Carl J Diemer, Ed Smither

Primary Subject Area

History, Church; Theology


Gustavo Gutiérrez is considered the father of Latin American liberation theology. Walter Rauschenbusch is considered the father of the Social Gospel in the United States. Although their circumstances differed greatly, both theologians made similar contributions to social Christianity, even though Gutiérrez does not seem to recognize it fully. Gutiérrez asserts that a theology of liberation must interpret the gospel in light of both the current reality and the values of the oppressed and then must use this theology to attack the social structures of oppression. This thesis asserts that Rauschenbusch did just that with his social gospel. Thus, the social gospel is a theology of liberation. The comparison between the two theologies is made by analyzing how each thinker centers his theology on the concept of the Kingdom of God.
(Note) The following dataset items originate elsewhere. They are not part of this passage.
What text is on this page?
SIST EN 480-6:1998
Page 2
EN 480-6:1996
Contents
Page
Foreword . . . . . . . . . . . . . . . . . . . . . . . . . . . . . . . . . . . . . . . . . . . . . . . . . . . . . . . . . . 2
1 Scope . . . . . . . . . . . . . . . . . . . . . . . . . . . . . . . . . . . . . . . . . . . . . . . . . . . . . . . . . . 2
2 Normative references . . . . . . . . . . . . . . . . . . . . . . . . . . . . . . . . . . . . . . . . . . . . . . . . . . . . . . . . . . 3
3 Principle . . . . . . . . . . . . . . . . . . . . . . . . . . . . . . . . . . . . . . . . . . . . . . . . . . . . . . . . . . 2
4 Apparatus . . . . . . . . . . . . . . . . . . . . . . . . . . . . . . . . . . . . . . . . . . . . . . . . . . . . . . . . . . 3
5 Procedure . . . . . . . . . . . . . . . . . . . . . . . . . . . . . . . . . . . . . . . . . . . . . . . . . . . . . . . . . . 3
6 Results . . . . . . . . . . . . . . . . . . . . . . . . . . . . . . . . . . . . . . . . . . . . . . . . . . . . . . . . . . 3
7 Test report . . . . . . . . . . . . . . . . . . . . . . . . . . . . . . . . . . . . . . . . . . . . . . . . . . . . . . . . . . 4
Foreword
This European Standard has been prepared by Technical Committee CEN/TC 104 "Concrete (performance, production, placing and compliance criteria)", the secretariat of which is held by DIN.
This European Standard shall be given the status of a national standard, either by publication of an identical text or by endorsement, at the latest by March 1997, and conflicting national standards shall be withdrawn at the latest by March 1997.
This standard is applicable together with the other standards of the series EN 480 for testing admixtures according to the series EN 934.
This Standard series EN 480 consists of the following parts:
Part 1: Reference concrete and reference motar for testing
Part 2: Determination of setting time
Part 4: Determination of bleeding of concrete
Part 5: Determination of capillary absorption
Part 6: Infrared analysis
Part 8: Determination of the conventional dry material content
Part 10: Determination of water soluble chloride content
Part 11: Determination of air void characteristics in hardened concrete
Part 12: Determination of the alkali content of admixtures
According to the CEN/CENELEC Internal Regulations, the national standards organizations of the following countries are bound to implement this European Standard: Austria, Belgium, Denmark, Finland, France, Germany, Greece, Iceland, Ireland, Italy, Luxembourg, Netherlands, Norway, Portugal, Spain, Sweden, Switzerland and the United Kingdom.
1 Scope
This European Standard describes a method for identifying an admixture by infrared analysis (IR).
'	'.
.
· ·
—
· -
Once the centrality of the Kingdom is posited for both men, their understandings of three doctrines - soteriology, ecclesiology, and eschatology - are examined. Each theologian relates these three doctrines to the Kingdom in similar ways. After each system is discussed individually, explicit comparisons are made. The study demonstrates the methodological and doctrinal similarities between Rauschenbusch and Gutiérrez, but also notes the practical shortcomings of both theologies and how these failures are essentially linked to doctrinal formulations.